Final answer:
The e-greedy approach balances exploration and exploitation, the incremental mean method reduces memory usage, the MC method and the TD method have different ways of estimating utility, the TD method reduces memory usage, and the TD Q-value update can result in different results under SARSA learning and Q-Learning.
Step-by-step explanation:
- a. The e-greedy approach balances exploration and exploitation by randomly exploring new actions a certain percentage of the time (epsilon value) and choosing the action with the highest expected reward the rest of the time. This allows the agent to try different actions and learn which ones result in higher rewards.

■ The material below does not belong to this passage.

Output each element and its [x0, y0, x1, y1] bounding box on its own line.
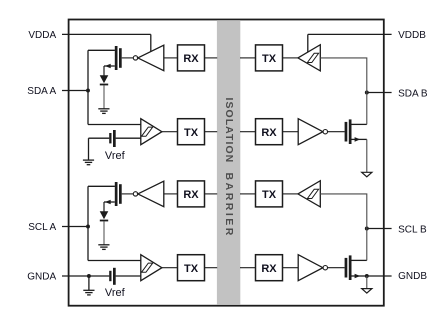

- b. The incremental mean method updates the utility values by calculating the average of the current utility and the new observation. This reduces memory usage because it does not need to store all previous observations, only the current utility estimate.
- c. The Monte-Carlo (MC) method estimates the utility based on the average of the total rewards obtained from complete episodes. The Temporal Difference (TD) method estimates the utility by bootstrapping, using the current estimate and the estimated utility of the next state.
- d. The temporal-difference (TD) method reduces memory usage by updating the utility values iteratively, using the current estimate and the estimated utility of the next state, instead of waiting for the end of an episode to update all utility values.
- e. The TD Q-value update can result in different results under SARSA learning and Q-Learning. SARSA learning updates the Q-values based on the current action and the next action chosen by the policy. Q-Learning updates the Q-values based on the current action and the action with the highest Q-value in the next state. This can lead to differences in the learned policy and can affect the convergence and optimal policy achieved.